In October 1964 Mr. Bernstein approached the management of Shea Stadium about a Beatles appearance. Stadium officials doubted that he could sell 55,600 tickets to a pop concert, but he knew better. The show quickly sold out. The Beatles received $180,000 for the show on Aug. 15, 1965; Mr. Bernstein said that after expenses he made a profit of only $6,500.
Mr. Bernstein booked the Beatles for a second Shea Stadium concert on Aug. 23, 1966. But because of the furor over John Lennon’s assertion that the band was more popular than Jesus, and perhaps also because of the fickleness of the teenage audience, thousands of tickets went unsold. The Beatles were fed up with live performances by that point, and when their 1966 North American tour ended, they retired from the stage, deciding to devote themselves instead to recording.

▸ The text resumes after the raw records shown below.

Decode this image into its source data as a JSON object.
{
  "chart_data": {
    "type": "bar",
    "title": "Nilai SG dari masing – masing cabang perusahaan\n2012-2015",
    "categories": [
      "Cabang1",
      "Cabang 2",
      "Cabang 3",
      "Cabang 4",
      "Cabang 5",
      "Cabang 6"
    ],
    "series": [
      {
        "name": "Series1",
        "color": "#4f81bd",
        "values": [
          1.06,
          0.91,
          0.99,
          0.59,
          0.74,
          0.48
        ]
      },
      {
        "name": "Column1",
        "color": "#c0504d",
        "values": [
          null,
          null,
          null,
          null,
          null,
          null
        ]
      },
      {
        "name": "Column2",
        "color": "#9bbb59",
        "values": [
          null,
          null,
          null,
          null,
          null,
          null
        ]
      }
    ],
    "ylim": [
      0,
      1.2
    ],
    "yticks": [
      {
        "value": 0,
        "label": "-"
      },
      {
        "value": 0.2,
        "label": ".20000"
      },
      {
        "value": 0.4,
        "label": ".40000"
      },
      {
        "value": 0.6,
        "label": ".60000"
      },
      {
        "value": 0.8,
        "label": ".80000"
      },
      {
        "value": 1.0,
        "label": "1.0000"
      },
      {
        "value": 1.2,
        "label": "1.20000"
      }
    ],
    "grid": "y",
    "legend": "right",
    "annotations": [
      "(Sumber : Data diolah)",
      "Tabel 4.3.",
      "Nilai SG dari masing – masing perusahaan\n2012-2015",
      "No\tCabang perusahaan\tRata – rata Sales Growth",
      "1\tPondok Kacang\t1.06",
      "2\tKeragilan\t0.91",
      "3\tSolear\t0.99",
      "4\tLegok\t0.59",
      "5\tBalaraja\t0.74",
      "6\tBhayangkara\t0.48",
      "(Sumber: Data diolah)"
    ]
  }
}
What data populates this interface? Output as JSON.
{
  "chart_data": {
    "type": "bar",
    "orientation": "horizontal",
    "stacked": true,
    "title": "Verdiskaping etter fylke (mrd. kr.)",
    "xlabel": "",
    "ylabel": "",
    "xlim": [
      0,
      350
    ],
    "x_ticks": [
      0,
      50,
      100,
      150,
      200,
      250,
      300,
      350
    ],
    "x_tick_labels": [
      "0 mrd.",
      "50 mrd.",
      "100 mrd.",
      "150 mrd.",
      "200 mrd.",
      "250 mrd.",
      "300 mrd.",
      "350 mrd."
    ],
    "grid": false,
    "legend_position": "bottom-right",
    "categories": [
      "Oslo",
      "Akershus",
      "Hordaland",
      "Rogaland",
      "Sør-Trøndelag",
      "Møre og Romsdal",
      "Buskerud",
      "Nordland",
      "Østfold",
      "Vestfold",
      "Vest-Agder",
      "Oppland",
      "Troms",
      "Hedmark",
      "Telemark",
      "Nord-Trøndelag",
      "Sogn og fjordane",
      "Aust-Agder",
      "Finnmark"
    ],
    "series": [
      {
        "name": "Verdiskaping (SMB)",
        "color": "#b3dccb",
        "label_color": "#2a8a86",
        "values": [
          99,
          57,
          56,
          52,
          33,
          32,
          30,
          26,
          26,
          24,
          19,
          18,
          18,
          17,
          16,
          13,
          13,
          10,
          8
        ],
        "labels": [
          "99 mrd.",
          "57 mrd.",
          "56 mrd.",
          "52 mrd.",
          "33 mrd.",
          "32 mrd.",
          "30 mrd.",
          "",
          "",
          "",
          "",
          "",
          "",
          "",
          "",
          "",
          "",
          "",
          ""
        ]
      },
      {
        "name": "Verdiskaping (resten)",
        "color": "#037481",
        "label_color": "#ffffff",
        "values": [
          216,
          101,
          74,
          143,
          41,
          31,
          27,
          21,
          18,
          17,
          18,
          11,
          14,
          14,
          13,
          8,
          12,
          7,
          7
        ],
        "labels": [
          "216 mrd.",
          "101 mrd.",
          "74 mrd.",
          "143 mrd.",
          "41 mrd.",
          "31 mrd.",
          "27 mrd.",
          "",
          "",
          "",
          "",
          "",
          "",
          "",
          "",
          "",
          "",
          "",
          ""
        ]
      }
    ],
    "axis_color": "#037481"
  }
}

Mr. Bernstein tried to lure them back to Shea Stadium in 1967, reportedly offering them $1 million, but they were making no exceptions.
After the Beatles broke up in 1970, he tried regularly, in vain, to get them to reunite, first with lavish monetary offers and later with the promise that the money they raised would be used for disaster relief or charity.
In September 1976 he took out a full-page advertisement in The New York Times to propose that the Beatles perform, together or separately, in a globally televised concert at which ticketholders would donate food or clothing, to be distributed in impoverished countries.